Bu 10 yılda Kürt meselesi değişmedi, değişenin ne olduğu ise açık.

Ama bir de bu 10 yılda hiç değişmeyenler var. Son zamanlarda Kürtlerin oyunu almak için ağzını tutan, iktidarın baskıcı politikalarına karşı çıkarken demokrat ve özgürlükçü laflar eden ama aslında esas fikirleri ve Türkiye vizyonları pek değişmeyen muhalifler.

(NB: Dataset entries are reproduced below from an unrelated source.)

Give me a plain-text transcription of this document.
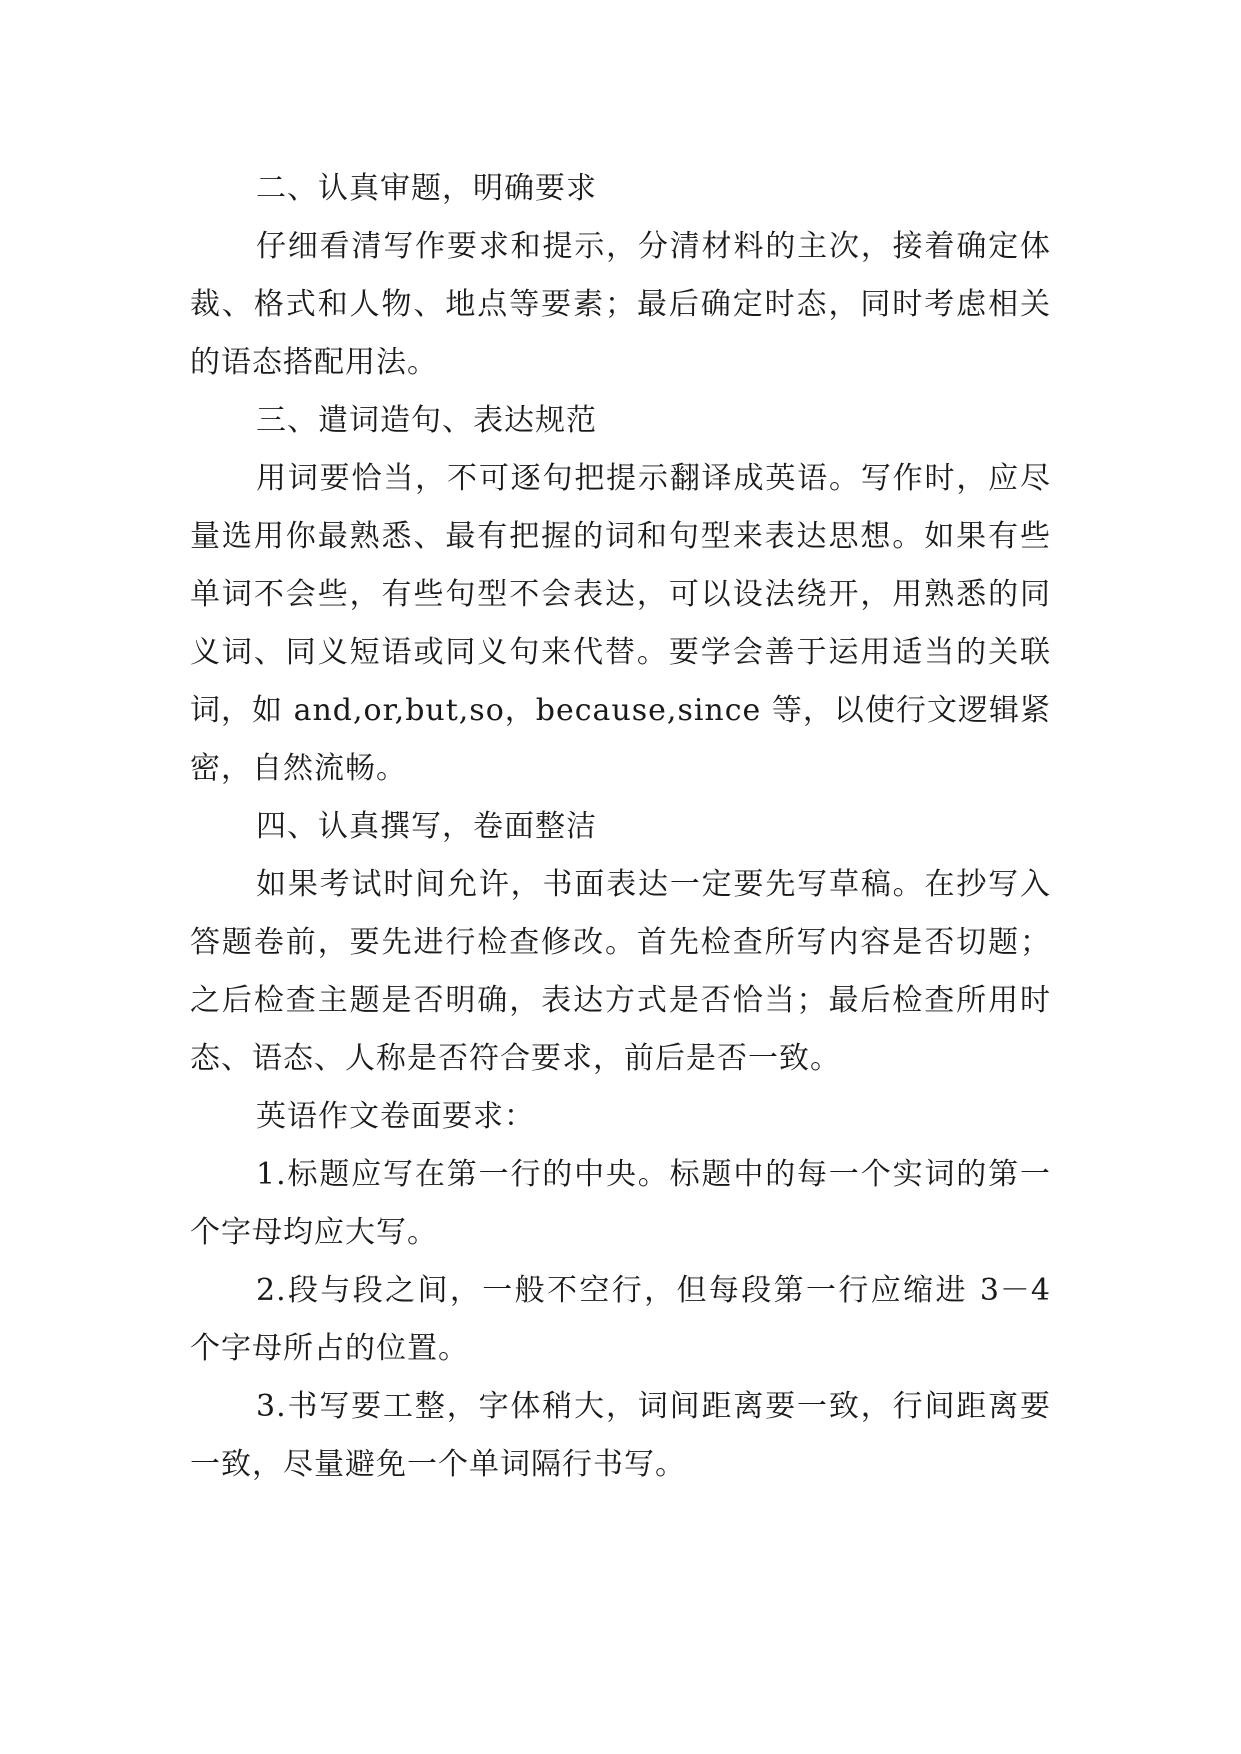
二、认真审题，明确要求

仔细看清写作要求和提示，分清材料的主次，接着确定体裁、格式和人物、地点等要素；最后确定时态，同时考虑相关的语态搭配用法。

三、遣词造句、表达规范

用词要恰当，不可逐句把提示翻译成英语。写作时，应尽量选用你最熟悉、最有把握的词和句型来表达思想。如果有些单词不会些，有些句型不会表达，可以设法绕开，用熟悉的同义词、同义短语或同义句来代替。要学会善于运用适当的关联词，如 and,or,but,so，because,since 等，以使行文逻辑紧密，自然流畅。

四、认真撰写，卷面整洁

如果考试时间允许，书面表达一定要先写草稿。在抄写入答题卷前，要先进行检查修改。首先检查所写内容是否切题；之后检查主题是否明确，表达方式是否恰当；最后检查所用时态、语态、人称是否符合要求，前后是否一致。

英语作文卷面要求：

1.标题应写在第一行的中央。标题中的每一个实词的第一个字母均应大写。

2.段与段之间，一般不空行，但每段第一行应缩进 3－4 个字母所占的位置。

3.书写要工整，字体稍大，词间距离要一致，行间距离要一致，尽量避免一个单词隔行书写。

Daha geçen haftaya kadar bir canlı yayında söylemediği ya da yanlış ifade ettiği bir cümle için ayağında bir kelepçeyle evinden canlı yayın yapan, hepimizin uğradığı haksızlığa tepki gösterdiğimiz bir gazeteci milyonlarca insanın izlediği kanalının canlı yayınında HÜDA Par'ın çalıştayının sonuç bildirgesinde "Anadilde eğitim, federatif bir yönetim, Türkiye'nin bayrağının değiştirilmesi, Türkiye'nin adının değiştirilmesi, üniversitelerin kadın ve erkeklere göre ayrılmasının" istendiğini anlattı. Üstelik cep telefonundan okuyarak.